By the 1920s the previous fascination with evolution as a means of explaining religions had largely run its course. Indeed, there arose a strong counter-reaction in all the disciplines, including classical studies, a reaction which was largely occasioned by the evident excesses of evolutionist theorizing; inside classical studies the ire devolved especially upon the so-called Cambridge ritualists. But the counter-reaction was curious.
Students of religion sought other approaches to understanding religion that ranged from positivistic philological and historical studies of religious texts and communities to phenomenological and hermeneutical “studies” of particular aspects or elements of religious belief, ritual practice, and behavior, and of religions and religion in general, that produced what might well be called “virtuoso scholarship,” dependent more upon the idiosyncratic ideas of the individual scholar than on the nature of the subject matter and general rules of inquiry. (Wiebe 2004: 234-5)

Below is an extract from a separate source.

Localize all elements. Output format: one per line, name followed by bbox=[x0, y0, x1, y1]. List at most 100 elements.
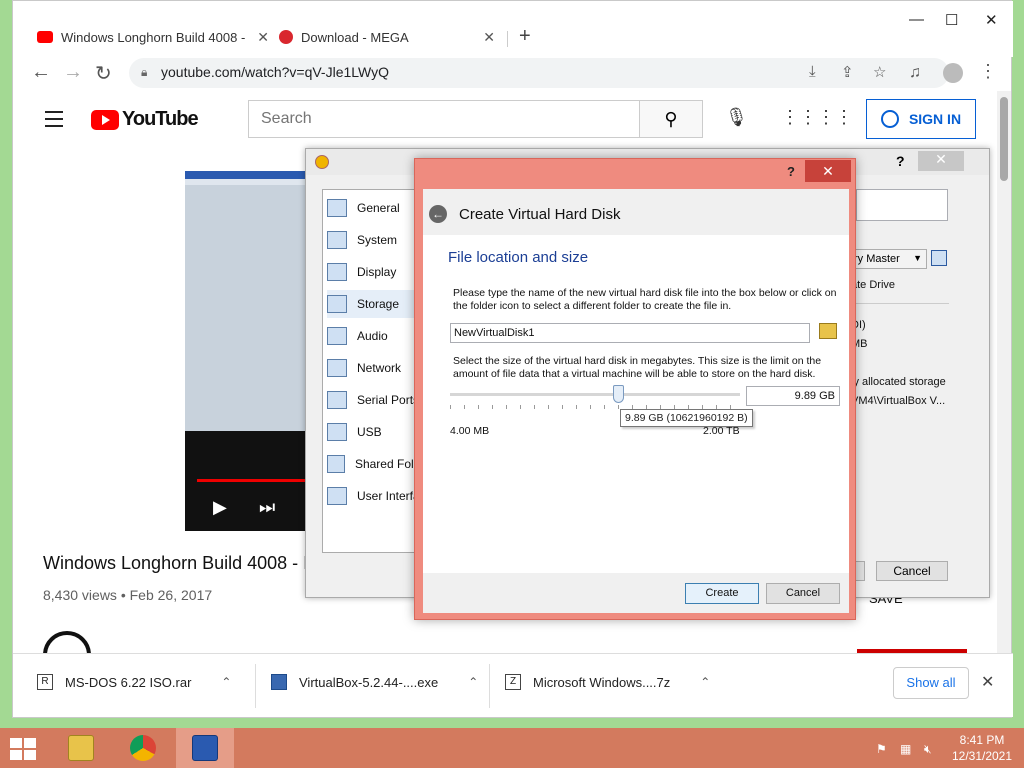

But notice that only “positivistic. . . studies” and “virtuoso scholarship” apply to what happened in classical studies generally and the study of Roman religion specifically. Classicists remained, and continue to remain, albeit with scattered significant exceptions in recent years, innocent of and often hostile to concepts such as the phenomenological and hermeneutical. From the teeming scholarship I select three items.
First is H. J. Rose’s summary of scholarship for 1910-60 (Rose 1960). The “idiosyncratic” appears with the various works of George Dumezil and Franz Altheim (cf. Rose 1934); there are sympathetic observations on the evolutionists Frazer and Tylor. Far the most part of the scholarship Rose identifies falls squarely into the category of “positivistic” studies, which he overtly considers the prime desideratum. Second is Agnes Michels’s justly celebrated survey of recent trends; unlike the other two authors, and most specialists in Roman religion then, she takes on its own merits each theory and approach of the “happy chaos” (Michels 1954/5: 27). Her view has much in common with the very recent words of Wiebe. Third is Stefan Weinstock’s review of Kurt Latte’s Romische Religionsgeschichte (Weinstock 1961). To his credit, Weinstock here and elsewhere does not reject animism out of hand, contra Latte (Weinstock 1961: 206; 1960: 116-18). To his discredit, he takes Roman religion as a religion without belief. The bulk of his review, however, devolves on the positivistic corrections and additions of scholarship and evidence. But herein lies a fundamental problem of the field, a problem unresolved. If three notable specialists can disagree on the scholarship appropriate for Roman religion, where does that leave the field and its place inside classical studies?